OJK Sebut Kinerja BPD Kuat dan Tumbuh di Masa Covid-19

Tangkapan layar YouTube, Ketua Dewan Komisioner OJK Wimboh Santoso/Iconomics
Otoritas Jasa Keuangan (OJK) menyebut kinerja bank pembangunan daerah (BPD) pada masa krisis karena wabah Covid-19 tetap tumbuh positif. Pertumbuhan kredit, misalnya, BPD secara keseluruhan membukukan 4,99% secara tahunan (yoy).
“Secara kumulatif dari Januari hingga Desember 2020 juga tetap tumbuh 3,29%. BPD sebagai kelompok bank yang ternyata lebih tahan dalam menghadapi kondisi ekonomi di masa Covid-19,” tutur Ketua Dewan Komisioner OJK Wimboh Santoso dalam keterangan resminya ketika mengadakan pernyataan bersama KPK, PPATK dan Kementerian Dalam Negeri, Selasa (8/12).
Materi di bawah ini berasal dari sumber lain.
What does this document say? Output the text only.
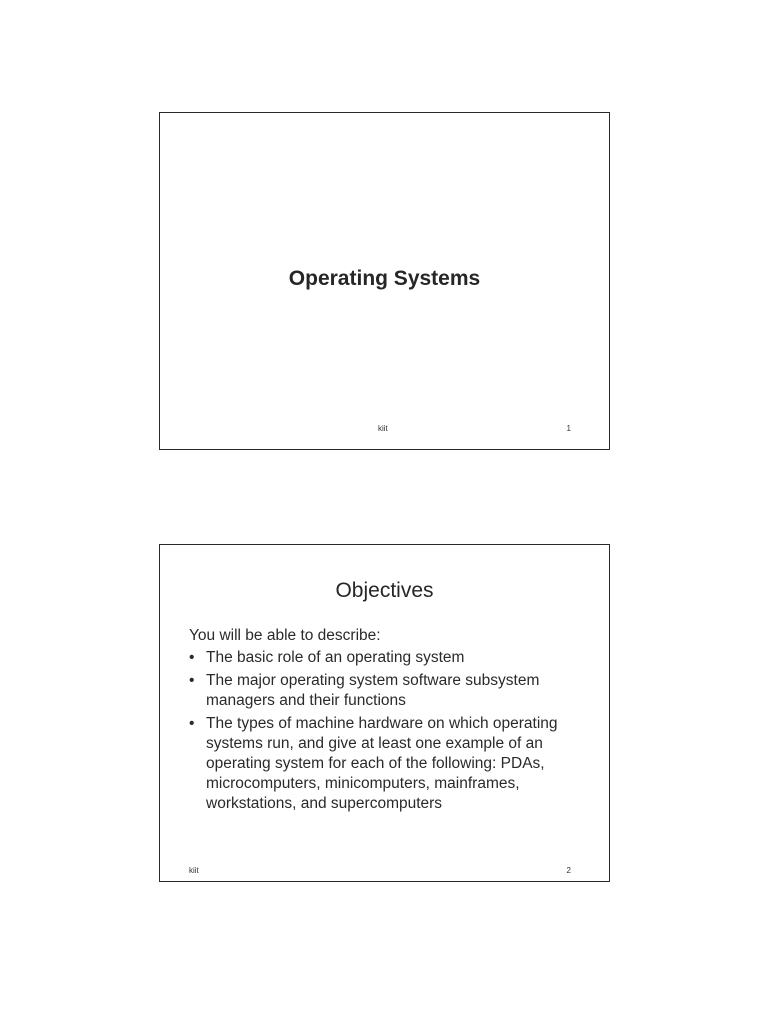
Operating Systems
kiit	1
Objectives

You will be able to describe:

• The basic role of an operating system
• The major operating system software subsystem managers and their functions
• The types of machine hardware on which operating systems run, and give at least one example of an operating system for each of the following: PDAs, microcomputers, minicomputers, mainframes, workstations, and supercomputers
kiit	2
Wimboh mengatakan, semua pihak berkomitmen untuk mengangkat BPD yang berfungsi tidak sebagai bank pembangunan daerah. Di saat bersamaan BPD diminta untuk tetap menjaga tata kelola, integritas dan menjalan semua peraturan perundang-undangan yang berlaku.
Kinerja BPD, kata Wimboh, selain pertumbuhan kredit, juga tidak memiliki masalah likuiditas di masa Covid-19 ini. Salah satunya karena BPD merupakan lembaga yang mengelola keuangan daerah. Dari sisi kredit macet (NPL) BPD tetap terjaga di 3,09% dan lebih rendah dari NPL nasional.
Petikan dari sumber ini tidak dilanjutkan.